There is no single, identifiable cause of acne. Instead, there are a number of different causes of acne, each of which causes acne of a particular clinical type. The process by which acne develops is a bit like a chain reaction. At the end of the chain is the development of spots on the skin of the acne sufferer. An acne spot is the the result of body's inflammatory reaction to the presence of a comedo, a sticky mass of dead skin cells, bacteria and sebum which blocks a hair follicle. It is not known what triggers the body's inflammatory reaction to comedones, which may have lain dormant for months or even years, and causes acne spots to develop. What is known is that the development of comedones is the result of a combination of factors, which together produce conditions within the hair follicle which encourage comedones to form. The factors implicated in the development of comedones are:

Causes of Acne

The factors which cause acne are one step further back in the chain from the factors which cause comedones to be produced. It is at this point of the chain that things diverge, so that, for example, the factors which cause acne of the adolescent type are quite different from the factors which cause occupational acne. The specific cause of a particular clinical type of acne is in each case triggering the same processes which encourage the development of comedones. It is just that there are different causes for acne in each of the different clinical acne types.

Causes of Adolescent Acne

Acne associated with the onset of puberty is extraordinarily common in teenagers

The cause of the adolescent clinical type of acne, often referred to erroneously as teenage acne, is hormonal. The hormones which during puberty stimulate the development of secondary sexual characteristics - the adult body form, development of the sexual organs and growth of pubic hair, and in the male the breaking of the voice, - also stimulate the sebaceous glands to start producing sebum. Prepubescent boys and girls have completely inactive sebaceous glands and produce no sebum. During puberty, it is the action of sex hormones, and in particular the male sex hormones known as androgens, which cause the sebaceous glands to start producing sebum. It is the production of sebum, and particularly the excessive production of sebum (seborrhoea), which triggers the comedogenic process and so causes acne of the adolescent clinical type.

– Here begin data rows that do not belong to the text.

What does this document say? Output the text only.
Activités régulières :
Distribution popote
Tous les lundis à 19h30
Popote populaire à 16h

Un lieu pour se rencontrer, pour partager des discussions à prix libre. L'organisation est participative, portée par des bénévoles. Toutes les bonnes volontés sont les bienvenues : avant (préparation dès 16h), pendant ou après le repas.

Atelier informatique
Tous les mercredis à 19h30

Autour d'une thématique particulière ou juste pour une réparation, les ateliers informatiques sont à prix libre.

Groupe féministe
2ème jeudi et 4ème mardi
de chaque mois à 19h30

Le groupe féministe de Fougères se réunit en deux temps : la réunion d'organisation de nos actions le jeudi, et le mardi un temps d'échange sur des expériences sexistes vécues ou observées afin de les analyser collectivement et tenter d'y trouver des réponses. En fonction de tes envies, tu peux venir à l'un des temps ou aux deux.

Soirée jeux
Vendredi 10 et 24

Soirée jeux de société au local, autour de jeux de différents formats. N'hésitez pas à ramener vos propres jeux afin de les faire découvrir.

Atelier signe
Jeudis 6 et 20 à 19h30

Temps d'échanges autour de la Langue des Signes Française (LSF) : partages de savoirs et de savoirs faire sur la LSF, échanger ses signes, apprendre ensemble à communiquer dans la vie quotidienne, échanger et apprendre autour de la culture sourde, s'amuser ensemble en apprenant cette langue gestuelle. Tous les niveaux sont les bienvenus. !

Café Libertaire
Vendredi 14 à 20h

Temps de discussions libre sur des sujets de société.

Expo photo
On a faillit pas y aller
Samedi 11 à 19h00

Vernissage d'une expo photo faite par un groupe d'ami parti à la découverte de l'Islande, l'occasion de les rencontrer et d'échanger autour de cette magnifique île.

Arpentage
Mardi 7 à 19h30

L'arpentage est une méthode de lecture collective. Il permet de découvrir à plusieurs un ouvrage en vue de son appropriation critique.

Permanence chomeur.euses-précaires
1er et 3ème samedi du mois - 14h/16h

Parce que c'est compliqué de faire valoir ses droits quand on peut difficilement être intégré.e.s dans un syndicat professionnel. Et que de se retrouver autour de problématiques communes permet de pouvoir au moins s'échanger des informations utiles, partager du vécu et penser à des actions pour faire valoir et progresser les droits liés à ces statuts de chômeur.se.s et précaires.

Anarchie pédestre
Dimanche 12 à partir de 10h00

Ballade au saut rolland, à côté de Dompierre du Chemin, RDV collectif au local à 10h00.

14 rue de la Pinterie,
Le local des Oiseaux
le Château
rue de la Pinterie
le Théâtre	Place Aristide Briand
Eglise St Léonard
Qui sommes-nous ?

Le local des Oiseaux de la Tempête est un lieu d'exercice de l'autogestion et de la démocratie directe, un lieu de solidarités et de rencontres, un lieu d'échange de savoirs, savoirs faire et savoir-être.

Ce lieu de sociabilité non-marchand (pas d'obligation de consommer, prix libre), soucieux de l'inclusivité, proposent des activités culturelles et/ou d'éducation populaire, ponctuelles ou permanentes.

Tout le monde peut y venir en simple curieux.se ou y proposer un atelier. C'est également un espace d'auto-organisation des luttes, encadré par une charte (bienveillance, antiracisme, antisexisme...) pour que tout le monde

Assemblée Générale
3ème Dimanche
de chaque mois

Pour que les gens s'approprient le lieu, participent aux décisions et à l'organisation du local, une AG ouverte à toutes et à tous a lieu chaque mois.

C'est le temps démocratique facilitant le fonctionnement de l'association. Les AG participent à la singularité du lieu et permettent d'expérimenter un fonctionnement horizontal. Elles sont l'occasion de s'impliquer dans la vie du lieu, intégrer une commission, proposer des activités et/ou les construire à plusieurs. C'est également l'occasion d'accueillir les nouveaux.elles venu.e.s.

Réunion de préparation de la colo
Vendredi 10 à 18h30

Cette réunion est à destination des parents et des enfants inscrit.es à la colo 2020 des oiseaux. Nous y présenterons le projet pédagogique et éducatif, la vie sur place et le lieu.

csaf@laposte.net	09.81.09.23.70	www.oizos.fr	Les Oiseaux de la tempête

Causes of Other Types of Acne

Many of the rarer clinical types of acne - occupational acne, drug-induced acne, cosmetic-induced acne and occlusion acne, have an identifiable cause which is alluded to in the name. The cause of acne in each of these conditions is explained in the section on clinical types of acne. Occuring in neonates and young babies, infantile acne is the only clinical type of acne for which no definite cause has yet been identified.

Causes of Adult Acne

Acne causes refer to the factors which cause a particular clinical type of acne. The system breaks down if one tries to describe the causes of acne in terms not of clinical types, but of distribution types. Talking about the causes of adult acne, or the causes of back acne, is meaningless. Adult acne may be persistent acne of the adolescent type, but it could equally be a type of occupational acne, or drug induced-acne, or occlusion acne. In four different patients, the causes of adult acne and the distribution of the spots on the body might all be completely different. To labour the point somewhat, the cause of adult acne can only be elucidated from a correct clinical diagnosis of the type of acne from which an adult is suffering.